Sunday, November 16, 2014
Movie Review: "Birdman"
Starring Michael Keaton, Edward Norton, Naomi Watts, Emma Stone, Zach Galifianakis, Andrea Riseborough, Amy Ryan
Directed by Alejandro Gonzalez Innaritu
Operating in a highly ambitious structure almost unheard of (Alfred Hitchcock’s “Rope” is a very rare example), Alejandro Gonzalez Innaritu’s darkly funny and expertly crafted “Birdman” is a film in which choreography is so essential, yet nary a dance step is performed.
Michael Keaton, who rises to the high quality of the material, stars as Riggan Thomson, a struggling actor seeking a professional resurgence by adapting, directing and starring in an adaptation of a Raymond Carver short story. Having long since left behind his role in Birdman, a popular superhero franchise, Thomson sees the play as a go-for-broke chance to validate what’s left of his career and bring him back into relevance.
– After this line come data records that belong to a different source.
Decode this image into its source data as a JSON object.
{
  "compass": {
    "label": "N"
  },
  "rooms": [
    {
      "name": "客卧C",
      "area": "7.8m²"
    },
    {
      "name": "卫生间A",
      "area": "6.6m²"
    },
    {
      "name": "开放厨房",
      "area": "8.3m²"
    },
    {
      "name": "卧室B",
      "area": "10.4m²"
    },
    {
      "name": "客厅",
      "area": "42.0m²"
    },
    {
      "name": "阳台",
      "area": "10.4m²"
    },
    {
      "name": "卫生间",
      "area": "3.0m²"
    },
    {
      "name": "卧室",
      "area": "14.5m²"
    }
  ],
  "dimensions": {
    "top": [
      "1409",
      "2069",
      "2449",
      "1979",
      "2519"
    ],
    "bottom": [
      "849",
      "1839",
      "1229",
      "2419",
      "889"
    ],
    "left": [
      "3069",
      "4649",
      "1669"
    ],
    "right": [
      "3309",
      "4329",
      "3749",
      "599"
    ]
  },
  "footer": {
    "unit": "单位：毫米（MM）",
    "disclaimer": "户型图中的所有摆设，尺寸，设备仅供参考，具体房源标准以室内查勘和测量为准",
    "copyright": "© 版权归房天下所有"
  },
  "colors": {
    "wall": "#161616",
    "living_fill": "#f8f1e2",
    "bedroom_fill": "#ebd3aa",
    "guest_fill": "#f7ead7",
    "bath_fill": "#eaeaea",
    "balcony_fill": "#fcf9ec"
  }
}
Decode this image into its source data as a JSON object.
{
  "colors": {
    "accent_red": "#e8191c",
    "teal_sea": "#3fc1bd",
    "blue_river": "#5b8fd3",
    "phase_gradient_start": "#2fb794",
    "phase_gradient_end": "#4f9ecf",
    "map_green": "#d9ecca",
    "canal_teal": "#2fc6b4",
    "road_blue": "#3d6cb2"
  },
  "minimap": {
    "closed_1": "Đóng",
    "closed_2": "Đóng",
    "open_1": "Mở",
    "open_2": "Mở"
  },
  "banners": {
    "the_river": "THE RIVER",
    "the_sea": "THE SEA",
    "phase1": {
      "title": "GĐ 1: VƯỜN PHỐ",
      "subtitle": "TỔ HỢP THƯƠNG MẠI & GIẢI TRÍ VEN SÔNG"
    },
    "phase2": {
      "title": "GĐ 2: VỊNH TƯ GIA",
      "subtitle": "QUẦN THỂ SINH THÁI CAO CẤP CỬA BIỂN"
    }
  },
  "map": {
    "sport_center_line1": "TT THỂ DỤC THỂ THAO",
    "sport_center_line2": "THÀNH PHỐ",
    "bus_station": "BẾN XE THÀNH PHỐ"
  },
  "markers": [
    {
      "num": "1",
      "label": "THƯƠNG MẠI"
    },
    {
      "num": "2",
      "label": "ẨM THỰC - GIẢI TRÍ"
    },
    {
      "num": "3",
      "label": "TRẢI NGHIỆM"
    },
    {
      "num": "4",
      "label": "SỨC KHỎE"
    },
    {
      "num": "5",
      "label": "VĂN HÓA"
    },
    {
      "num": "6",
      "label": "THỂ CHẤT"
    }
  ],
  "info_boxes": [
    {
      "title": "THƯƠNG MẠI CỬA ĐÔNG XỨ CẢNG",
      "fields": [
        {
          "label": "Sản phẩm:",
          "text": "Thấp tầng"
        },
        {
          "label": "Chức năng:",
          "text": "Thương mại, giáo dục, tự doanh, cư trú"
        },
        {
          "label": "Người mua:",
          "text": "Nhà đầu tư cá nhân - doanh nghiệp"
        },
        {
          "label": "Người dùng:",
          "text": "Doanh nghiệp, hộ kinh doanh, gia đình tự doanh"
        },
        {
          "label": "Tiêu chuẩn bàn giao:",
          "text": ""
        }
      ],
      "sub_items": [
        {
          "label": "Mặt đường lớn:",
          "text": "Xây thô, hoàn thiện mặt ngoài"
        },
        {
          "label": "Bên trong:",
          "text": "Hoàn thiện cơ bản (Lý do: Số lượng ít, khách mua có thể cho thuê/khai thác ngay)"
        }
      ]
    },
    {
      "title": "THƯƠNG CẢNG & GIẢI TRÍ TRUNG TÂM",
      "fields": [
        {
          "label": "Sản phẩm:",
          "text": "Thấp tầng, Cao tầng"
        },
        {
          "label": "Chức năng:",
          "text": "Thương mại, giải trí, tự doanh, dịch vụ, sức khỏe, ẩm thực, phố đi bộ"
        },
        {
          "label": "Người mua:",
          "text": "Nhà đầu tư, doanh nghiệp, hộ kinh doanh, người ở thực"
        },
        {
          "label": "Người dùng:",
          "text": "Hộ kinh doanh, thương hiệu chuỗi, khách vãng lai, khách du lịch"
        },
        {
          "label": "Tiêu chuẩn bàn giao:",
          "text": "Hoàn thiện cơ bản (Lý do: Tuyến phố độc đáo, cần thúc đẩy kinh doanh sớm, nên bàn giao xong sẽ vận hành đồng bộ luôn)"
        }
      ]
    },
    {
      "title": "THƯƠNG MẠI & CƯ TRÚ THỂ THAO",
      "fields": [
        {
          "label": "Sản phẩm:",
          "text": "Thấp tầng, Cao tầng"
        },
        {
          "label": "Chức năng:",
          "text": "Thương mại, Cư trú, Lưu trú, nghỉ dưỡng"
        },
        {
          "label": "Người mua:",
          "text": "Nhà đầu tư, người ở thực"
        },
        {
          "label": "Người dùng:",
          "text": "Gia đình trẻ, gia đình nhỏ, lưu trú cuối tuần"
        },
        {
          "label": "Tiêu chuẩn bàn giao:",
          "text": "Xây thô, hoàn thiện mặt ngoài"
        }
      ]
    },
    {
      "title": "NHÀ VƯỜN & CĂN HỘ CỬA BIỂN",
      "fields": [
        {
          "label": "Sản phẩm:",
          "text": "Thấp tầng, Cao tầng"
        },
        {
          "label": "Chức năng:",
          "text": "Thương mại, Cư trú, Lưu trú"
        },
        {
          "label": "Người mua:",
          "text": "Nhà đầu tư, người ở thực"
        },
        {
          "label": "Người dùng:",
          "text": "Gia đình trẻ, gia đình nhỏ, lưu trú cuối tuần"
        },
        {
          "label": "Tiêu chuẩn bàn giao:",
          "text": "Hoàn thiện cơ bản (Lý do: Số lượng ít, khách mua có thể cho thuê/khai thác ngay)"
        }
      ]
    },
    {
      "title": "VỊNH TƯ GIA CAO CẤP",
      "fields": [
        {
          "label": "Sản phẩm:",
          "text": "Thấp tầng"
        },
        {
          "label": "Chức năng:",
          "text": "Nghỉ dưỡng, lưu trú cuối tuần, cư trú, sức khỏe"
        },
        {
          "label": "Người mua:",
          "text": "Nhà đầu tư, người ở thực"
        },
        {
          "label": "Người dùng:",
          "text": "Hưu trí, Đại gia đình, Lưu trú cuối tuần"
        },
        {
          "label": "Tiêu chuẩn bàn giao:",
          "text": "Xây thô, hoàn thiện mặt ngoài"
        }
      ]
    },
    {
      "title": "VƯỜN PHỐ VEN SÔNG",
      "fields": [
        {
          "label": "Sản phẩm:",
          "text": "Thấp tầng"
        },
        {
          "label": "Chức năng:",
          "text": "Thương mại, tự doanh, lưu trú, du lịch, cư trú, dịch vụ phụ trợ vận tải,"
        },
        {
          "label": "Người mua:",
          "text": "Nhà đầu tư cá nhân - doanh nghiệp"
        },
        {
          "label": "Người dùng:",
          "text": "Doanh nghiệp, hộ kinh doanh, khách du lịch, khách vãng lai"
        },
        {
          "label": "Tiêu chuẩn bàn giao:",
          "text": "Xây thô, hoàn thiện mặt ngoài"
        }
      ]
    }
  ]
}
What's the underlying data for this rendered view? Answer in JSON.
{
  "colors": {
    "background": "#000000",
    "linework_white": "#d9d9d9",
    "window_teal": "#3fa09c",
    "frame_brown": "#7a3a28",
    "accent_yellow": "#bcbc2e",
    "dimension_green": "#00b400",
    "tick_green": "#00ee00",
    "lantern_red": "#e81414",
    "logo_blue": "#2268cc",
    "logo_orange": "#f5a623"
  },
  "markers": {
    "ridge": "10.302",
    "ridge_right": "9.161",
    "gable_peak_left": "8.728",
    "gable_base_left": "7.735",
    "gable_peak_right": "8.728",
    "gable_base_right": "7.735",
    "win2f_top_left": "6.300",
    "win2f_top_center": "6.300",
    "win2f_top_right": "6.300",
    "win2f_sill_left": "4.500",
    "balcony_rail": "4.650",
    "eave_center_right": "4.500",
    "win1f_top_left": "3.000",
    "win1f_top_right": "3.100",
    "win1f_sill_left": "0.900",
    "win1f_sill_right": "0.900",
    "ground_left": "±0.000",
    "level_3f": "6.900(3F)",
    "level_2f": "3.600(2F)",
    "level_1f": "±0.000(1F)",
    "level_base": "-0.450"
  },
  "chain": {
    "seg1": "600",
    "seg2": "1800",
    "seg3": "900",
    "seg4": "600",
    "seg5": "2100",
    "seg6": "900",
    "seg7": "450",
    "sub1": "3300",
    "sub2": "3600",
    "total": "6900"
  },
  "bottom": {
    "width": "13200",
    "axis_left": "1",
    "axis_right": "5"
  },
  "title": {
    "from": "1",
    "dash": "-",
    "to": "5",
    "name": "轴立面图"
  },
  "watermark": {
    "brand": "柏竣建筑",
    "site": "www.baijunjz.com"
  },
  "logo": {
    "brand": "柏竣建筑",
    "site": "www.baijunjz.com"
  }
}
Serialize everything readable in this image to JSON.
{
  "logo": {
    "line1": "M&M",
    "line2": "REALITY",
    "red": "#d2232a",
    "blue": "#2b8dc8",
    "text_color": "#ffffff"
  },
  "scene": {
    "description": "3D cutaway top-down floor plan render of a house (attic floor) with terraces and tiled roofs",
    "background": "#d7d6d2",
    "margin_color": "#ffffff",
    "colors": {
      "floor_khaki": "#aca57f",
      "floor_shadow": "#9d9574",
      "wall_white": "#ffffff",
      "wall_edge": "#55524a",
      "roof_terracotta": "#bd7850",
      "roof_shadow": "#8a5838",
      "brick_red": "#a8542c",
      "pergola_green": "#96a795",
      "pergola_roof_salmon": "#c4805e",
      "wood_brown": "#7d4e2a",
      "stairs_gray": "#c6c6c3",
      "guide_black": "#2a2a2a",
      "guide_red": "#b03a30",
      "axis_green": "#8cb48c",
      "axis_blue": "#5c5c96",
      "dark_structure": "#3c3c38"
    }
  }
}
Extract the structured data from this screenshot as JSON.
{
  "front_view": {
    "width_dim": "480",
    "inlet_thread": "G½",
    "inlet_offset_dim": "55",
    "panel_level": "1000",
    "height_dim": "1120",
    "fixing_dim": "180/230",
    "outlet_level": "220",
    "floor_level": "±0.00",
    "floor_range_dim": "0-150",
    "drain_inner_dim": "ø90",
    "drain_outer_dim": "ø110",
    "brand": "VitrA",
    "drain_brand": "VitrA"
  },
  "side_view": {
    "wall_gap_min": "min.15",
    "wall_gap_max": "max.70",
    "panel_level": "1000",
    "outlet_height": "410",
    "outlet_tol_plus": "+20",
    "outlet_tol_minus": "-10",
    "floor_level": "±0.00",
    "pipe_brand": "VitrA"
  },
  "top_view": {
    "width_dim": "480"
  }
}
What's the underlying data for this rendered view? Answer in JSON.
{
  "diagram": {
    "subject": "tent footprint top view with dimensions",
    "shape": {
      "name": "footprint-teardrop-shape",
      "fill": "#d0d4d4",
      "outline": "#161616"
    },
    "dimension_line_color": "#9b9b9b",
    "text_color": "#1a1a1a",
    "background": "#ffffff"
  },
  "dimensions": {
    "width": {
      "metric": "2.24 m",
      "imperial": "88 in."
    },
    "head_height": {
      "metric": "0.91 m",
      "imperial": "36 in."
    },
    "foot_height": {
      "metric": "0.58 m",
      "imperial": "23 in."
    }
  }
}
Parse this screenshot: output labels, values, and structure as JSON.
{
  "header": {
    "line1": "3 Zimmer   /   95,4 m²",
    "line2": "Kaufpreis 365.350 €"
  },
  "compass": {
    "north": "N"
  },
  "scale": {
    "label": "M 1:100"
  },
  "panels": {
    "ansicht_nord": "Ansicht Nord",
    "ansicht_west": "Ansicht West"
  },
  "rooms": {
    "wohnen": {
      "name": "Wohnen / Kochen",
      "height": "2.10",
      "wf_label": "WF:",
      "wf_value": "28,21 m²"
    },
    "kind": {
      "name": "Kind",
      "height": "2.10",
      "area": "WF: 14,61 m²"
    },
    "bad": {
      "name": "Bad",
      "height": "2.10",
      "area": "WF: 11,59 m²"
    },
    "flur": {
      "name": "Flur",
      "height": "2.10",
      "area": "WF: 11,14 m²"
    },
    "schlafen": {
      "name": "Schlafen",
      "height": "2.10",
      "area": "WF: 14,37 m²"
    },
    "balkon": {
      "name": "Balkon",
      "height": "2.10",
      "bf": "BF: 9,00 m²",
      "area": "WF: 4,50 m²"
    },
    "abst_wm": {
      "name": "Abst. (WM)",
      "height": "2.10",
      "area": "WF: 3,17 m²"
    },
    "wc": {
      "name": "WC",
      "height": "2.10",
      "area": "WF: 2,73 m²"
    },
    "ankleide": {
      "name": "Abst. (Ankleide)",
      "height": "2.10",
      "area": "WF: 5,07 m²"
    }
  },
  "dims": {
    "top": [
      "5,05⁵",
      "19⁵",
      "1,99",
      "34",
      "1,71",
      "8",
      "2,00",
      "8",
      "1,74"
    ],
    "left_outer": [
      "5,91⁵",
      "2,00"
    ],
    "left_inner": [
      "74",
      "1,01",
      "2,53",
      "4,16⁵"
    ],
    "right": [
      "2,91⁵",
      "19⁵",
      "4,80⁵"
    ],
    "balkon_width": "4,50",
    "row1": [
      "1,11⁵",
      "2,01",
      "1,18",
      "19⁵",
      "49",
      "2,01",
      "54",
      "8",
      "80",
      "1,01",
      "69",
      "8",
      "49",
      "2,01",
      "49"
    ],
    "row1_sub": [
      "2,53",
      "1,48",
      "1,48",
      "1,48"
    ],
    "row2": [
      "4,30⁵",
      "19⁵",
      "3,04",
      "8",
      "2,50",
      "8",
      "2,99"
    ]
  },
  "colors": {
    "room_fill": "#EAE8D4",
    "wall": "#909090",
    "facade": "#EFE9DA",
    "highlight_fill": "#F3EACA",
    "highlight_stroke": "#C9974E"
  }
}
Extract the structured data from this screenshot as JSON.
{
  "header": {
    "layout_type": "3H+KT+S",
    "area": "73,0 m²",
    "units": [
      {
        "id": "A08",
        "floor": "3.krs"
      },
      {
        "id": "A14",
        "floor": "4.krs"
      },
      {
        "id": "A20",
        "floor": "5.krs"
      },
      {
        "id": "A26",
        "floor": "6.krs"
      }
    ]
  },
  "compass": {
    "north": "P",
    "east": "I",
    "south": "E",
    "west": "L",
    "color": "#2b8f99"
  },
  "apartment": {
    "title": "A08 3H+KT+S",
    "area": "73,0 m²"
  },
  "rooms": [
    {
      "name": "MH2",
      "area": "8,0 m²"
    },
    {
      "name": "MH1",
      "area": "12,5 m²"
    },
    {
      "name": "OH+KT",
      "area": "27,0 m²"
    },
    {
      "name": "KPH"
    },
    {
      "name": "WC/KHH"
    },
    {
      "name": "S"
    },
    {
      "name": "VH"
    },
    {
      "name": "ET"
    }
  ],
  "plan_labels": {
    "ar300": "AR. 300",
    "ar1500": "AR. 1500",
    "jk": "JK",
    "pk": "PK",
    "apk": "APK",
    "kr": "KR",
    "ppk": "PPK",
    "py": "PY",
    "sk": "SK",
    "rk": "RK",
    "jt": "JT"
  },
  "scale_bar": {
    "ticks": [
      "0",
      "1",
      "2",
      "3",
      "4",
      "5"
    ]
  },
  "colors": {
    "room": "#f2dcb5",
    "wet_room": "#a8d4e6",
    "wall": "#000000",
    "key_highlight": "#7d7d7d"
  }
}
He’s hardly helped by a mess of a personal life, what with an ex-wife (Amy Ryan), a potentially pregnant co-star in the production he’s sleeping with (Andrea Riseborough) and a temperamental personal assistant who also happens to be his fresh out of rehab daughter (Emma Stone, in a standout performance). That’s to say nothing of the very disruptive voice of Birdman that only he hears, which might be signaling his gradual loss of sanity.
The aforementioned choreography doesn’t come specifically from scenes in the play, although several are dramatized in rehearsals, disastrous preview performances and opening night. Instead, the superb craftsmanship of “Birdman” is a result of its meticulously planned and executed filming style that incorporates long, unbroken takes — a challenging demand for any actor. That complexity is magnified here, as the camera swings, swoops and glides, seemingly following the cast inside every square inch of the theater, as well as numerous locations outside. It’s a bold filming decision, but one that avoids being unnecessarily showy. In fact, it seems to aid in the storytelling, as the characters cross paths in hallways, dressing rooms, backstage and even the rooftop.
The casting of Keaton (whose past experience as Batman brings a knowing wink to the proceedings) is inspired, as the recently underutilized actor digs deep into his role as a bit of a jerk and admittedly bad father who is willing to risk everything to resurrect his career. The rest of the supporting cast shines, particularly Edward Norton as a self-aggrandizing stage actor, and Zach Galiafianakis, as Riggan’s manager, who is struggling to keep his client and friend together as the production’s opening night approaches.
Innaritu’s past films (“21 Grams” and “Babel,” among them) have generally been humorless affairs that explored the depths of human emotions. “Birdman” definitely also has its moments of intense emotional exploration, but does so in a generally lighter tone that lifts the material to heights Innaritu has formerly never reached. It’s a film that has lofty ambitions and reaches them without seemingly breaking a sweat.
(Rated R for language throughout, some sexual content and brief violence.)